Monthly monitoring is much clearer. In addition to Copyscapes edge in the results, its service is also significantly cheaper. Though 10 pages monitored weekly will cost you $7.95 at PlagSpotter (a sale price that’s usually $9.95) the same service at Copyscape is only $4.95. Likewise, 25 pages monitored weekly at Copyscape is $8.70, the same numbers will cost you $10.95 at PlagStopper (on sale from $14.95).
This is somewhat odd because Gladkov said that one of the key benefits of PlagStopper was its price. “There are a couple of established players in the niche (referring, in part, to Copyscape) that offer pretty good quality; however, they are pricy and do not offer some features that the current web community requires.”
But despite Gladkov’s views, Copyscape, for recurring checking, is cheaper and the service in general has more features than PlagSpotter.
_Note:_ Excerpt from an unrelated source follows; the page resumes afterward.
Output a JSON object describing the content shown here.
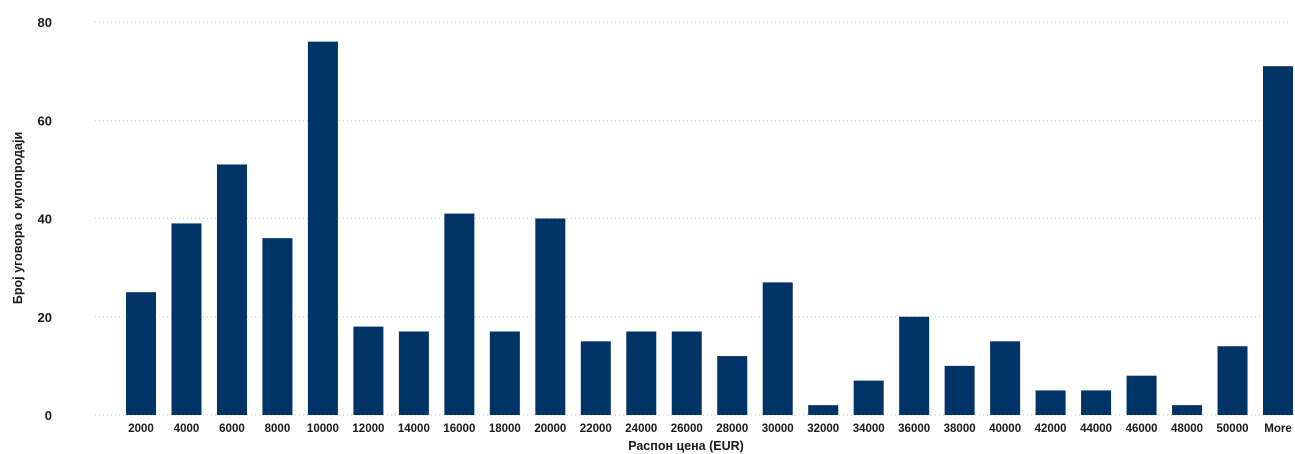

Still, I would be remiss of me to not encourage you to try PlagSpotter. As the tests show, it does work better with some types of content and that could include yours. But that doesn’t make it better than Copyscape all around, at least not yet.
Even if PlagSpotter didn’t blow me away, I’m still optimistic about it and its future. It is a beta product and it has come a long way for something that has been in existence such a short period of time.
However, PlagSpotter will have its work cut out for it. Gideon Greenspan, the creator of Copyscape, wrote me to say that he has been working a great deal on Copyscape and has already performed a “major upgrade” on the backend that now allows the service to return results 5 times faster than before with extensive improvements on accuracy and speed.
Greenspan also said that they are now working on the UI, “with a full-site redesign and a number of new features coming out over the next year.”
On that note, if PlagSpotter hopes to catch up and overtake Copyscape, I’d like to offer these suggestions for PlagSpotter’s staff to help them improve their product moving forward:
- Address UI Issues: There needs to be a way to view matched content on a page and, ideally, share that view with a third party. This is my favorite feature in Copyscape and one that I can’t easily do without.
- Fix Speed Issues: Speed isn’t crucial when it comes to checking for plagiarism, PlagScan is much slower and still generally well-loved
- Missing Features: Finally, Copyscape has a slew of features such as batch results, an API, private index and case tracking that give it a compelling edge. While not all of these features are implemented well, case tracking among them, or regularly used, such as the API, but they are often very useful to the highest-end users.
Copyscape, on the other hand, I think could learn a bit from PlagSpotter. PlagStopper’s UI is more attractive and its default interface for reviewing the plagiarism, though confusing at first, provides better information. If it were paired with all of Copyscape’s features, it would be outright superior.
But the most important reason for Copyscape to pay attention is the impact of PlagSpotter’s unlimited free service, which basically makes Copyscape a second-place tool for those who don’t want to pay. While that’s not the target audience for either service, it could prove to be an important one down the road.
In the end, the most important thing is that PlagStopper is introducing competition into a field that had grown somewhat stagnant. The last service to launch that targeted this niche was Plagium, which opened in 2009 and saw its last major development in 2011.
This is something else that Gladkov agrees with, “One can say that CopyScape is a monopoly in the duplicate content checking area. PlagSpotter can bring in some competition here, which will make everyone better off.”
On that, there is no doubt. This shot across the bow can only make both Copyscape and PlagSpotter better and that’s a win-win for all webmasters who are interested in protecting their content.
It’s going to be a very exciting year for plagiarism detection.